Bill also has much experience with a customer who’s not necessarily local, someone who may have more money than time. Because the Redgranite SLF store is located in beautiful area of Wisconsin sprinkled with thick woods, lakes and resorts, it’s common to see many urbanites shop at this store – the majority being Chicagoans. When they enter the store, they want to get down to business fast. Mind you, they may visit the area, or their second home, about 10 times per year so time is precious. Most of these customers don’t want to spend a few consecutive Saturdays looking for a spa or landscaping material. Even though the sales associate answers tens of questions for the local customer, doesn’t mean that same approach will apply to someone who wants to know if it’s the right product at a fair price before they pull the trigger on a $5,000 purchase.
How do you know which is which? If you’re inexperienced working on the retail floor, will you know right away? It’s not always wise to judge a customer by what they wear or the car they drive. Some multi-millionaires drive a 10 or 15-year-old car or an old pickup truck and locals with fewer assets may uncharacteristically drive a $50,000 car. It may be wise to not prejudge and ask just a few questions and listen intently. Get to know each customer individually which should eventually help how to target one’s sales approach. Asking a question, “Are they easy going or a little more antsy and restless?” might help.

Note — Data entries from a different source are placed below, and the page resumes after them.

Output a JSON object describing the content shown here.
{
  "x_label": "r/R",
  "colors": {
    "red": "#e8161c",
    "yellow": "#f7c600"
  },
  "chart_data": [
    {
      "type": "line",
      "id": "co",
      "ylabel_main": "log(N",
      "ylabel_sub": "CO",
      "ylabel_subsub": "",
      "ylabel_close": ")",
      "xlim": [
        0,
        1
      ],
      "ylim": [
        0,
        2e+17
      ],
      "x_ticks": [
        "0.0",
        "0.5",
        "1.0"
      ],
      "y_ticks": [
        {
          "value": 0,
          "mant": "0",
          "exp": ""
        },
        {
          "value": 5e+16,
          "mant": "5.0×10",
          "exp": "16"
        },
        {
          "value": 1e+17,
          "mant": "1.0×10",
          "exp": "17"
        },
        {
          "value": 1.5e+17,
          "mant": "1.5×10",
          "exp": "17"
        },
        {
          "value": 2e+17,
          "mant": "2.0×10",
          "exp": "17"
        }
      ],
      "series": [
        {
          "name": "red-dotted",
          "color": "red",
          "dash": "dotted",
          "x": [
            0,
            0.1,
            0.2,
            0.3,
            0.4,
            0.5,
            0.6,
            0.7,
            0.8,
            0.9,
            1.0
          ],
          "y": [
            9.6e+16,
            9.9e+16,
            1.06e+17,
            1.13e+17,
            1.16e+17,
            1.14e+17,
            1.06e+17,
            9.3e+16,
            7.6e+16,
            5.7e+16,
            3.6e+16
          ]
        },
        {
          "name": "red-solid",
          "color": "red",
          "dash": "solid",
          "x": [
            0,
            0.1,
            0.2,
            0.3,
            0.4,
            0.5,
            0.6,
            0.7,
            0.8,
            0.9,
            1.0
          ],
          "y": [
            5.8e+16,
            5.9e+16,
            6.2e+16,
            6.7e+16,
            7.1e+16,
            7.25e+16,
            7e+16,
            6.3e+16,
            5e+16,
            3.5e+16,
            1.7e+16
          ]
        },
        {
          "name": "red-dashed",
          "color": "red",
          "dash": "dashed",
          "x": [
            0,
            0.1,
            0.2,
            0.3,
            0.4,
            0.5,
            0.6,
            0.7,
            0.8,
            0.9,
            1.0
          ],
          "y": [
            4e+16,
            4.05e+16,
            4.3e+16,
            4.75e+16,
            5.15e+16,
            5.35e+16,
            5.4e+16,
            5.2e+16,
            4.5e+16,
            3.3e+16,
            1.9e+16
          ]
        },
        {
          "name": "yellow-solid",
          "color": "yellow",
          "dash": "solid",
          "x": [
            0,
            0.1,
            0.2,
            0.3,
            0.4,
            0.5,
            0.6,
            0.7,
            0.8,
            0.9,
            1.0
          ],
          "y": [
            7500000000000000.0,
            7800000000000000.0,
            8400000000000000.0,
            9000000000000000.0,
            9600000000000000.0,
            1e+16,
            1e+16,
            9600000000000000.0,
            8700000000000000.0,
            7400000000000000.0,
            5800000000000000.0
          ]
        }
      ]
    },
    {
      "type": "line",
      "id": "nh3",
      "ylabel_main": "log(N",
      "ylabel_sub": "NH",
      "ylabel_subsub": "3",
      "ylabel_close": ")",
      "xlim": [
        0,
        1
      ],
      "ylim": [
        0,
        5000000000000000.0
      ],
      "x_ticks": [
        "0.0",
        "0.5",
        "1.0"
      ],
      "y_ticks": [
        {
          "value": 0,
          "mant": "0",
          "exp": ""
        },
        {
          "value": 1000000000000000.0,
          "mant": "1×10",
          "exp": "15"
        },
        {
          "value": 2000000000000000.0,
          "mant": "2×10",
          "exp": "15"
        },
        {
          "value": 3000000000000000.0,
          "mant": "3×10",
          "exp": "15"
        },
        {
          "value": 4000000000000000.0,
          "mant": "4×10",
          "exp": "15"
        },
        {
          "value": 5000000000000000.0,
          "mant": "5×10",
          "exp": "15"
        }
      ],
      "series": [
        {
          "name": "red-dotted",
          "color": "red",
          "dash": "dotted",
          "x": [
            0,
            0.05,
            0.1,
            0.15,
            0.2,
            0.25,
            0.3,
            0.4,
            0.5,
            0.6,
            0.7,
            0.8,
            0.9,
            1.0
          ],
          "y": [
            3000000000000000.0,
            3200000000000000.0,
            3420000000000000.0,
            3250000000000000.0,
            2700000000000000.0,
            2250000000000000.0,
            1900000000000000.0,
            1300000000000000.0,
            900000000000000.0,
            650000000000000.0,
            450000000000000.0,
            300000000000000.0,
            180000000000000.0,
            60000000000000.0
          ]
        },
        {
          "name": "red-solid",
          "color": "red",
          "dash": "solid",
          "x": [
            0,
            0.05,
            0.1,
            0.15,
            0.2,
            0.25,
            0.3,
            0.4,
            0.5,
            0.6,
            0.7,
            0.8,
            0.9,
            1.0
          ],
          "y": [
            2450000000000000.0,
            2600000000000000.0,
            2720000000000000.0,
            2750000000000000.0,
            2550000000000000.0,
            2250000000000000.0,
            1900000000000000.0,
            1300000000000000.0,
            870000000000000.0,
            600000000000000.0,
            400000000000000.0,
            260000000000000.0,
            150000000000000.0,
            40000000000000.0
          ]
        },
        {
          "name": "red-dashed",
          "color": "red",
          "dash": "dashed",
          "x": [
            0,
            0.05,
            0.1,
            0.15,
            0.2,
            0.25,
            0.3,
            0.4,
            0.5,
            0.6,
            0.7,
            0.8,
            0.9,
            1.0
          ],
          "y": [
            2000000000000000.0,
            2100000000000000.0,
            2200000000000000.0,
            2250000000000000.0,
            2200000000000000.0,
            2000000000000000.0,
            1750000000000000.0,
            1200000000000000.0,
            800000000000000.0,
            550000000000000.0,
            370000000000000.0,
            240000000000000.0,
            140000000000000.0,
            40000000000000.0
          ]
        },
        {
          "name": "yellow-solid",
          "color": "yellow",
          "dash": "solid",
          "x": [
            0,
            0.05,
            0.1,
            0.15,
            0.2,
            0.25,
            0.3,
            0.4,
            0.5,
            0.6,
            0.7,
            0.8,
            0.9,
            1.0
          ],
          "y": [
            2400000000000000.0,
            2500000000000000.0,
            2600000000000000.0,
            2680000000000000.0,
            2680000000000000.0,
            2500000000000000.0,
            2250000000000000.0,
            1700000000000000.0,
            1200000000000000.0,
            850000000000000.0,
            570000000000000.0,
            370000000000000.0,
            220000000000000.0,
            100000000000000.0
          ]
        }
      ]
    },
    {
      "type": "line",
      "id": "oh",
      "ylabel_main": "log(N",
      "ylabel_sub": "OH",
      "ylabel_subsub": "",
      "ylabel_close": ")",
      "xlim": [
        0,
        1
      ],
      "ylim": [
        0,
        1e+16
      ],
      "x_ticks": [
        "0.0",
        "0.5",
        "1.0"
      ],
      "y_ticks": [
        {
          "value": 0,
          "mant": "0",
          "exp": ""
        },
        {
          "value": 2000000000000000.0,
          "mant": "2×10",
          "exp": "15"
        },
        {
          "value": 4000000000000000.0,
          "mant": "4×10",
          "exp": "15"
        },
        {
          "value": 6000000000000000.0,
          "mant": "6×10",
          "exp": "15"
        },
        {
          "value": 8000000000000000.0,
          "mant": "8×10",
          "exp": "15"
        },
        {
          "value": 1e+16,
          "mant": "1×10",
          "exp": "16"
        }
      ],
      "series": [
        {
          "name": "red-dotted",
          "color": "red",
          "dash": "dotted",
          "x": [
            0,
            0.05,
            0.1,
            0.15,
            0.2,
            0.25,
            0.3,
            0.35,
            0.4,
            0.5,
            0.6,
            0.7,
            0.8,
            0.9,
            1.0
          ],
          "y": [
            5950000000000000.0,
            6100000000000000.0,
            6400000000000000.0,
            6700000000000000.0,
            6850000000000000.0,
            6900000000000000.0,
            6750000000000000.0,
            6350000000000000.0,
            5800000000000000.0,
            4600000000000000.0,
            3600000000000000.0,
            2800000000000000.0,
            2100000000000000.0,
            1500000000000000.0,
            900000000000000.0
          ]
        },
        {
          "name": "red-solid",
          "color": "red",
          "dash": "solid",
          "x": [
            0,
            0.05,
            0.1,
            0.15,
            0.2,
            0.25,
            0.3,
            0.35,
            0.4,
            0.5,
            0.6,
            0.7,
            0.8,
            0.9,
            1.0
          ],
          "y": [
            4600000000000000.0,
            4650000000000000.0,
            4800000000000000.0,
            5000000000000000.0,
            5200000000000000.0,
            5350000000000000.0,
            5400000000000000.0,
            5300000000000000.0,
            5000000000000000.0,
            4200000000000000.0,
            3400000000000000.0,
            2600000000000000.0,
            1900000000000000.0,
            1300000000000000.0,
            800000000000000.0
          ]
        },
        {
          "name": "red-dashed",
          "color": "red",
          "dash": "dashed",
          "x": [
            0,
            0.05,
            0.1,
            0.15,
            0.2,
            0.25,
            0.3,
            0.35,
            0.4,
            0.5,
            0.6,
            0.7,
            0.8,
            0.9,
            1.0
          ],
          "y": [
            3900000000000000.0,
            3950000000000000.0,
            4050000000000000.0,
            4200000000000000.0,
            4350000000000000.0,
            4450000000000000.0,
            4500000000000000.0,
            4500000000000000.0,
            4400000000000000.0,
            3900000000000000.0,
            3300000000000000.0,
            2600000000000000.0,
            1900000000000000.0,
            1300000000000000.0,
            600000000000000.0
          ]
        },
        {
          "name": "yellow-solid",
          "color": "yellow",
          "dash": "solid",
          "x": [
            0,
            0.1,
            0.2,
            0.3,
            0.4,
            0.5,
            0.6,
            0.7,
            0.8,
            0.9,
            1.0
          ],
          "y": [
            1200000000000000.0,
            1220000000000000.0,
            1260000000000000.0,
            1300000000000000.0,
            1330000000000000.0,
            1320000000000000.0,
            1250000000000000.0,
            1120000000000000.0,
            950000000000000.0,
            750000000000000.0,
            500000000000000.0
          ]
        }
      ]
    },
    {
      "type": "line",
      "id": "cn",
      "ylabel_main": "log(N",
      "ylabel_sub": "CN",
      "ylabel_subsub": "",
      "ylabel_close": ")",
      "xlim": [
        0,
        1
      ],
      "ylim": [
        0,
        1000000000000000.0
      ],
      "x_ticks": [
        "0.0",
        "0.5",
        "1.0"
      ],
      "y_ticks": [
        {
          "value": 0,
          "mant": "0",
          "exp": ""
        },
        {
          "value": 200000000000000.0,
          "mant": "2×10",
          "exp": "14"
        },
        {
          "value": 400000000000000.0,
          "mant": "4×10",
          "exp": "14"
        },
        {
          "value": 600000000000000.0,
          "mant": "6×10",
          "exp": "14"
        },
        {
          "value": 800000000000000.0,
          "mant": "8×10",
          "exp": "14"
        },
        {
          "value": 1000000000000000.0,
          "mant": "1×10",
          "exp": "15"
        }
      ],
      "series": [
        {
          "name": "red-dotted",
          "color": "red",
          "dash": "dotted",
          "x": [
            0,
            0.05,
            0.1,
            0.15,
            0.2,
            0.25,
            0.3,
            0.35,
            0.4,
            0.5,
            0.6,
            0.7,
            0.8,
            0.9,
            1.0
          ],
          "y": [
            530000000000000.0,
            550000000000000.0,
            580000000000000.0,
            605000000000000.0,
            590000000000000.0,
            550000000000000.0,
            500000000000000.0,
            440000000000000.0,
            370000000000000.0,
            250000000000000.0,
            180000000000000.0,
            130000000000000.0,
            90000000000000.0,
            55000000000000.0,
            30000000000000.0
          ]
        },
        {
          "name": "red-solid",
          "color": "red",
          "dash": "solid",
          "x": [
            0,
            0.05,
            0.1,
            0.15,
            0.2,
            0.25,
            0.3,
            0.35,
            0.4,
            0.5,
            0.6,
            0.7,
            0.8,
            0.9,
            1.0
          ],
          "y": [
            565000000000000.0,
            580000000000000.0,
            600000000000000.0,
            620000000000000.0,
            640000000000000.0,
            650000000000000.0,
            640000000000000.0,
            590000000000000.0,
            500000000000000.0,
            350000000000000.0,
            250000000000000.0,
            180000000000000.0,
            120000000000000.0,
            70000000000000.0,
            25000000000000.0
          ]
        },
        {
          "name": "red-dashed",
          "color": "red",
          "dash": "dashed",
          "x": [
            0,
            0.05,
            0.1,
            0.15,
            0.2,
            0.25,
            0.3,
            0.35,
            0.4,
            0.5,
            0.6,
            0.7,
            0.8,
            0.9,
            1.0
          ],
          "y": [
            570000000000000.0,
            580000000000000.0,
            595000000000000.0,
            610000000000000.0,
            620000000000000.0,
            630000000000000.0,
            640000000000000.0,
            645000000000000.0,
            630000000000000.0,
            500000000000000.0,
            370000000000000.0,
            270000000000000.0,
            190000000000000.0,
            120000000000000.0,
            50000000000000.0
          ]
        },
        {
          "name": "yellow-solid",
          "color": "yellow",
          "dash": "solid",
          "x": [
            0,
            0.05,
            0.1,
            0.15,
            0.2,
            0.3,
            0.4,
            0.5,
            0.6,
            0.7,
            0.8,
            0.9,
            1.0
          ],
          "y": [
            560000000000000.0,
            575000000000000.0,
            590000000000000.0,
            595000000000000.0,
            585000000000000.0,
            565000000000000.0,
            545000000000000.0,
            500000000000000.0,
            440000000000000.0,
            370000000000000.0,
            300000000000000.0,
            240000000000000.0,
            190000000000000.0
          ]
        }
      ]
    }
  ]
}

Other things for a sales associate to consider at this Redgranite SLF store may include: is price more important than service? Do they keep asking about the price or when that item might go on sale? On the other hand, are they more interested in getting a fair deal and knowing that this retailer can install and support it over time? Once the sales associate gauges the focus of the customer, this should help them customize the right approach.